Le développement des ressources numériques disponibles et l’accroissement des besoins de formation des élèves posent le problème de la médiation du professeur-documentaliste qui bien souvent ne dispose que d’un temps d’enseignement fort restreint rapporté aux élèves. Ces possibilités de formation sont donc insuffisantes d’autant qu’aucun curriculum info-documentaire même minimal n’a été mis en place de manière institutionnelle. De plus, même si un tel dispositif se développait, il faudrait absolument envisager des formations variées qui pourraient être intégrées au sein même des ressources.
Ces dernières années, des outils ont été développés valorisant souvent les ressources en ligne. C’est le cas notamment des portails netvibes. Cependant ces dispositifs demeurent trop souvent dans une orientation qui privilégie l’accès et la simple référence. Ces outils ne sont pas didactisés et rien ne permet à l’élève de pouvoir vraiment effectuer son choix et de le faire progresser dans son processus de recherche et d’analyse critique.
L’exemple à suivre pourrait être celui de la métadonnée. Il ne s’agirait pas d’une métadonnée de type Dublin core, mais plutôt d’une métadonnée didactisée, engrammée au sein même de la ressource ou du document.
Cela implique que le professeur-documentaliste produise des documents ou des dispositifs qui ne soient pas dans le paradigme de la simple mise en valeur de ressources, mais qui soient travaillés de manière plus complexe afin que la ressource ne soit pas simplement prescriptrice d’usage. L’objectif étant le développement de compétences et de savoirs qui pourront être mobilisés dans l’utilisation critique de la ressource ou du document. La culture de l’information se construisant ainsi en action.

Article publié dans le Mediadoc 6 ; Avril décembre 2011 : Vous avez dit « enseigner » ? Volume 2 : Information Documentation

Olivier Le Deuff
Professeur-documentaliste
Docteur en sciences de l’information et de la communication

Explications théoriques et définitoires : métadonnées et grammatisation

La grammatisation est un concept forgé par Sylvain Auroux qui désigne un processus via une grammaire qui consiste à décoder et recoder un signal pour pouvoir le reproduire aisément. La grammatisation s’opère ainsi dans le langage et dans l’écriture. Chez le philosophe Bernard Stiegler, cette grammatisation s’accompagne d’une discrétisation avancée au sein des dispositifs techniques qui contiennent et retiennent des formes d’écritures mais aussi de pouvoirs.
Notre idée est de considérer que du fait qu’il est souvent difficile pour l’enseignant et notamment le professeur-documentaliste d’être en permanence en pédagogie frontale avec les élèves, il convient de développer des moyens qui prolongent son action en présentiel voire qui s’y substituent. Le dispositif pédagogique grammatisé permet à l’enseignant de continuer à agir directement au sein de la ressource, en demeurent présent via la stratégie ou la scénarisation du dispositif en ligne. L’enseignant est donc discrétisé dans le dispositif et son action peut s’y développer. Cette discrétisation est souvent l’apanage des stratégies publicitaires qui usent de moyens divers et variés pour influencer les choix des consommateurs. Il s’agit donc pour nous de se saisir des ses moyens pour capter l’attention des élèves à des fins de formation et pour contrecarrer les dispositifs publicitaires qui les utilisent surtout à des fins de manipulation et donc de déformation.
Nous nous proposons donc de travailler et de réfléchir à une didactique engrammée, c’est-à-dire rendue opérationnelle au sein du dispositif ou du document. La plupart du temps, cette didactique va s’opérer avec l’inclusion de métadonnées, c’est-à-dire des éléments descriptifs et explicatifs mais auxquels nous souhaitons ici conférer une valeur didactique.

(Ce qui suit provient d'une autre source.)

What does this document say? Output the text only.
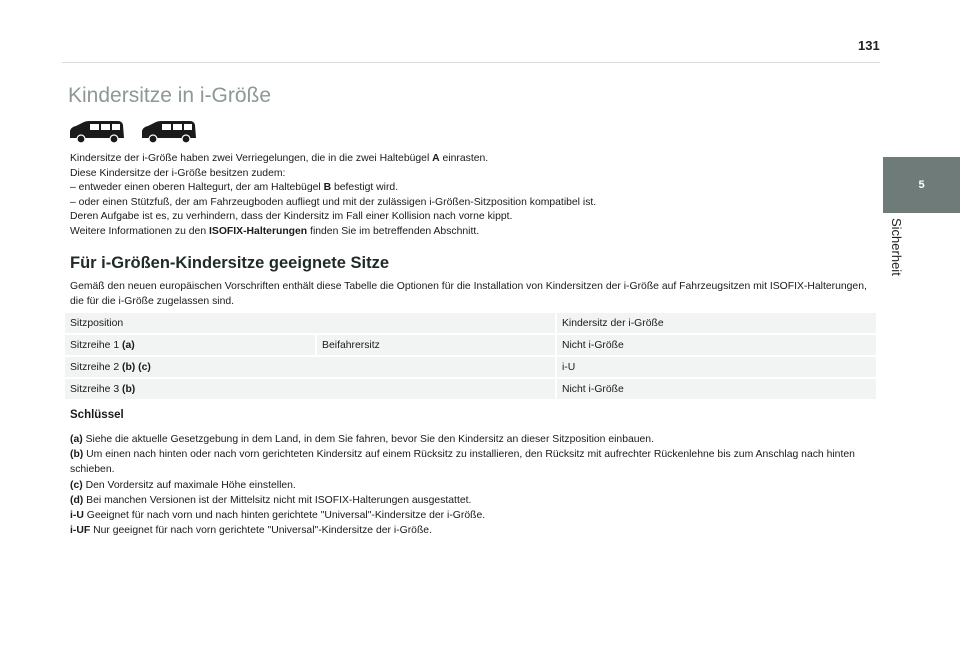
131
5
Sicherheit
Kindersitze in i-Größe

Kindersitze der i-Größe haben zwei Verriegelungen, die in die zwei Haltebügel A einrasten.

Diese Kindersitze der i-Größe besitzen zudem:

– entweder einen oberen Haltegurt, der am Haltebügel B befestigt wird.

– oder einen Stützfuß, der am Fahrzeugboden aufliegt und mit der zulässigen i-Größen-Sitzposition kompatibel ist.

Deren Aufgabe ist es, zu verhindern, dass der Kindersitz im Fall einer Kollision nach vorne kippt.

Weitere Informationen zu den ISOFIX-Halterungen finden Sie im betreffenden Abschnitt.

Für i-Größen-Kindersitze geeignete Sitze

Gemäß den neuen europäischen Vorschriften enthält diese Tabelle die Optionen für die Installation von Kindersitzen der i-Größe auf Fahrzeugsitzen mit ISOFIX-Halterungen, die für die i-Größe zugelassen sind.

Sitzposition		Kindersitz der i-Größe
Sitzreihe 1 (a)	Beifahrersitz	Nicht i-Größe
Sitzreihe 2 (b) (c)		i-U
Sitzreihe 3 (b)		Nicht i-Größe

Schlüssel

(a) Siehe die aktuelle Gesetzgebung in dem Land, in dem Sie fahren, bevor Sie den Kindersitz an dieser Sitzposition einbauen.

(b) Um einen nach hinten oder nach vorn gerichteten Kindersitz auf einem Rücksitz zu installieren, den Rücksitz mit aufrechter Rückenlehne bis zum Anschlag nach hinten schieben.

(c) Den Vordersitz auf maximale Höhe einstellen.

(d) Bei manchen Versionen ist der Mittelsitz nicht mit ISOFIX-Halterungen ausgestattet.

i-U Geeignet für nach vorn und nach hinten gerichtete "Universal"-Kindersitze der i-Größe.

i-UF Nur geeignet für nach vorn gerichtete "Universal"-Kindersitze der i-Größe.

Un exemple simple : un portail netvibes « augmenté »

Nous souhaitons montrer ici un exemple à partir d’un portail netvibes. Nous utilisons ici le portail des actus que nous avions réalisé en 2008 et dont nous avons poursuivi l’étendue des fonctionnalités. Le dispositif de l’univers netvibes est bien connu des professeurs-documentalistes, qui l’utilisent notamment pour constituer des sélections de ressources thématiques. Mais le dispositif peut être amélioré en ne demeurant pas uniquement sur l’accès à l’information. En effet, il ne s’agit pas seulement de signaler la ressource mais de l’accompagner au moins d’éléments explicatifs qui sont ici une forme de métadonnées de type didactique. Les premières métadonnées de netvibes sont notamment le titre de la page et le titre de l’onglet. Mais ce ne sont que des indications et nullement des métadonnées qui présentent un rôle pédagogique. Netvibes propose cependant toute une série de « widgets » qui permet d’ajouter diverses applications et surtout des espaces de textes pour adjoindre aux ressources des explications. Nous sommes alors dans des formes de micro-cours incorporés à la ressource.

FIG 1
Dans l’exemple, ci-dessus, la webnote constitue une forme de micro-cours intégré à la ressource.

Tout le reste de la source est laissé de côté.